Rico’s place, Berkeley, ten p.m. Two dogs prance in, tongues flapping, flanking Steve. Steve carries the bongo drum that he pulled down from the attic. The wine is sugary and bubbly, made only days ago from the fig tree that grows behind the house. Brian and Sean are in the middle of a heated discussion.

“No, you never saw it,” insists Brian. “You never saw a plane anywhere near the Pentagon. You never saw any sort of video or other evidence indicating there was a plane anywhere near the Pentagon at any time. You just saw pictures of the damage to the Pentagon. Didn’t you?”

“I never saw a plane hit the Pentagon,” grunts Sean. “But it happened.”

“But you don’t know it happened. And if you saw the evidence that I’ve seen… Well, you might think differently,” says Brian.

“Are you saying that there was some kind of…” Sean waves his glass in the air. “Conspiracy? Are you saying that they forged the evidence of a plane crashing into the Pentagon?”

“No. No, I’m not saying that. All I’m saying is that if you’ve seen the evidence that I’ve seen, you might think differently about it. Consider that they interviewed the building manager of the Pentagon immediately after the attack. And the building manager said that each level of the Pentagon collapsed, as if it had been dynamited. Purposely wired to explode. How do you explain that?”

“I have no idea,” says Sean. “I have no idea of the physics involved when an airplane hits a building.”

“And if a plane hit the Pentagon,” says Brian, “wouldn’t you expect to see airplane parts everywhere? Engines, seats, that sort of thing? Where were all those things, after the Pentagon blew up?”

“Well, where were they at the World Trade Center?” counters Sean. “The plane was full of fuel. The plane blew up. There were only tiny pieces of anything that didn’t burn left. Now are you saying they faked the Pentagon disaster?”

“I read the 9/11 Commission Report. Total bullshit,” continues Brian. “Complete and total bullshit. And, you know what? In the pictures that they showed of the Pentagon, you could see computer screens, undisturbed and unbroken by the blast. Now! Can you tell me how an entire plane can fly into a building, and a computer screen, right next to the point of impact, will remain unbroken?”

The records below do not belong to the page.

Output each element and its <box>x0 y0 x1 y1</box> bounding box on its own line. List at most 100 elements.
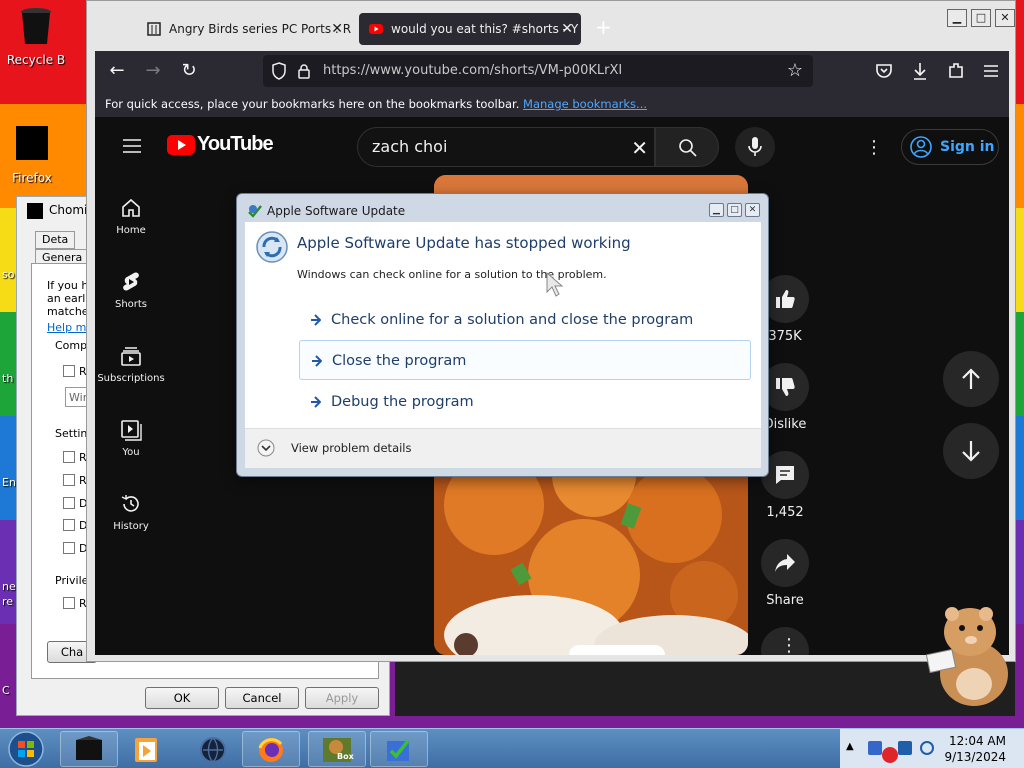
desktop-icon-label: Recycle B <box>6 53 66 67</box>
youtube-logo[interactable]: YouTube <box>167 133 274 158</box>
help-link[interactable]: Help m <box>47 321 86 334</box>
dialog-minimize-button[interactable]: ▁ <box>709 203 724 217</box>
ok-button[interactable]: OK <box>145 687 219 709</box>
volume-icon[interactable] <box>920 741 934 755</box>
setting-checkbox[interactable] <box>63 451 75 463</box>
chevron-down-circle-icon[interactable] <box>257 439 275 457</box>
arrow-down-icon <box>962 441 980 462</box>
more-options-icon[interactable]: ⋮ <box>865 137 883 158</box>
taskbar-item-app[interactable] <box>60 731 118 767</box>
desktop-edge-text: so <box>2 268 15 281</box>
clock[interactable]: 12:04 AM 9/13/2024 <box>944 733 1006 765</box>
desktop-icon-firefox[interactable]: Firefox <box>0 124 68 185</box>
option-label: Debug the program <box>331 394 474 410</box>
taskbar-item-checklist[interactable] <box>370 731 428 767</box>
thumbs-up-icon <box>776 290 795 308</box>
like-count: 375K <box>768 329 802 344</box>
system-tray: ▲ 12:04 AM 9/13/2024 <box>840 729 1024 768</box>
tray-app-icon[interactable] <box>868 741 882 755</box>
maximize-button[interactable]: □ <box>971 9 991 27</box>
setting-checkbox[interactable] <box>63 542 75 554</box>
search-button[interactable] <box>655 127 719 167</box>
sidebar-item-label: Shorts <box>114 299 148 310</box>
search-box[interactable]: ✕ <box>357 127 655 167</box>
more-actions-button[interactable]: ⋮ <box>761 627 809 655</box>
share-button[interactable]: Share <box>761 539 809 608</box>
setting-checkbox[interactable] <box>63 519 75 531</box>
close-program-option[interactable]: Close the program <box>299 340 751 380</box>
tab-angry-birds[interactable]: Angry Birds series PC Ports : Re ✕ <box>137 13 351 45</box>
check-online-option[interactable]: Check online for a solution and close th… <box>299 300 751 340</box>
debug-program-option[interactable]: Debug the program <box>299 382 751 422</box>
sidebar-item-subscriptions[interactable]: Subscriptions <box>95 345 167 384</box>
tab-title: would you eat this? #shorts - Y <box>391 22 579 36</box>
extensions-icon[interactable] <box>947 61 965 81</box>
previous-video-button[interactable] <box>943 351 999 407</box>
close-window-button[interactable]: ✕ <box>995 9 1015 27</box>
home-icon <box>122 198 140 217</box>
start-button-icon[interactable] <box>6 730 46 768</box>
tray-alert-icon[interactable] <box>882 747 898 763</box>
manage-bookmarks-link[interactable]: Manage bookmarks... <box>523 97 647 111</box>
error-dialog: Apple Software Update ▁ □ ✕ Apple Softwa… <box>236 193 769 477</box>
apply-button[interactable]: Apply <box>305 687 379 709</box>
taskbar-item-box-game[interactable]: Box <box>308 731 366 767</box>
setting-checkbox[interactable] <box>63 474 75 486</box>
voice-search-button[interactable] <box>735 127 775 167</box>
pocket-icon[interactable] <box>875 62 893 80</box>
recycle-bin-icon <box>21 8 51 44</box>
search-input[interactable] <box>372 137 612 156</box>
reload-button[interactable]: ↻ <box>177 59 201 83</box>
dialog-close-button[interactable]: ✕ <box>745 203 760 217</box>
bookmark-star-icon[interactable]: ☆ <box>787 60 803 81</box>
taskbar-item-globe[interactable] <box>184 731 242 767</box>
setting-checkbox[interactable] <box>63 497 75 509</box>
option-label: Check online for a solution and close th… <box>331 312 694 328</box>
sidebar-item-history[interactable]: History <box>95 493 167 532</box>
cancel-button[interactable]: Cancel <box>225 687 299 709</box>
close-tab-icon[interactable]: ✕ <box>561 13 573 45</box>
taskbar-item-media[interactable] <box>118 731 176 767</box>
youtube-tab-icon <box>369 24 383 34</box>
more-vertical-icon: ⋮ <box>780 635 798 655</box>
account-icon <box>910 136 932 158</box>
dialog-maximize-button[interactable]: □ <box>727 203 742 217</box>
forward-button[interactable]: → <box>141 59 165 83</box>
clear-search-icon[interactable]: ✕ <box>631 136 648 160</box>
minimize-button[interactable]: ▁ <box>947 9 967 27</box>
close-tab-icon[interactable]: ✕ <box>331 13 343 45</box>
menu-hamburger-icon[interactable] <box>983 63 999 79</box>
tab-details[interactable]: Deta <box>35 231 76 249</box>
box-game-label: Box <box>337 752 354 761</box>
hamster-mascot-image <box>925 607 1008 706</box>
tab-title: Angry Birds series PC Ports : Re <box>169 22 351 36</box>
tab-youtube-shorts[interactable]: would you eat this? #shorts - Y ✕ <box>359 13 581 45</box>
show-hidden-icons-icon[interactable]: ▲ <box>846 741 854 752</box>
firefox-desktop-icon <box>16 126 48 160</box>
guide-menu-icon[interactable] <box>123 139 141 153</box>
sidebar-item-home[interactable]: Home <box>95 197 167 236</box>
sign-in-button[interactable]: Sign in <box>901 129 999 165</box>
desktop-icon-recycle-bin[interactable]: Recycle B <box>0 6 72 67</box>
search-icon <box>679 139 697 157</box>
you-icon <box>121 420 142 441</box>
view-problem-details-link[interactable]: View problem details <box>291 441 412 455</box>
new-tab-button[interactable]: + <box>595 15 612 39</box>
desktop-edge-text: re <box>2 595 14 608</box>
next-video-button[interactable] <box>943 423 999 479</box>
option-label: Close the program <box>332 353 467 369</box>
privilege-checkbox[interactable] <box>63 597 75 609</box>
downloads-icon[interactable] <box>911 61 929 81</box>
error-dialog-title: Apple Software Update <box>267 204 406 218</box>
taskbar-item-firefox[interactable] <box>242 731 300 767</box>
back-button[interactable]: ← <box>105 59 129 83</box>
compat-checkbox[interactable] <box>63 365 75 377</box>
sidebar-item-shorts[interactable]: Shorts <box>95 271 167 310</box>
background-window-strip <box>395 662 1015 716</box>
sidebar-item-label: History <box>113 521 149 532</box>
tracking-shield-icon <box>272 62 286 80</box>
network-icon[interactable] <box>898 741 912 755</box>
url-bar[interactable]: https://www.youtube.com/shorts/VM-p00KLr… <box>263 55 813 87</box>
sidebar-item-you[interactable]: You <box>95 419 167 458</box>
error-headline: Apple Software Update has stopped workin… <box>297 234 631 252</box>
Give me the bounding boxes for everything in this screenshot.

“Honestly, I have no clue,” says Sean. “I haven’t seen the pictures, and quite frankly I don’t think that’s evidence of a conspiracy.”

“Now wait a minute! One damn minute!” sputters Brian. “Are you saying to me… Are you trying to say to me… That you don’t believe that the government lies to you?”

Sean rolls his eyes. “Oh. The government has repressed the truth, like, a million times.”

I remember what city I’m in. I tune out of the conversation, unpack my guitar, and plug it into the amplifier.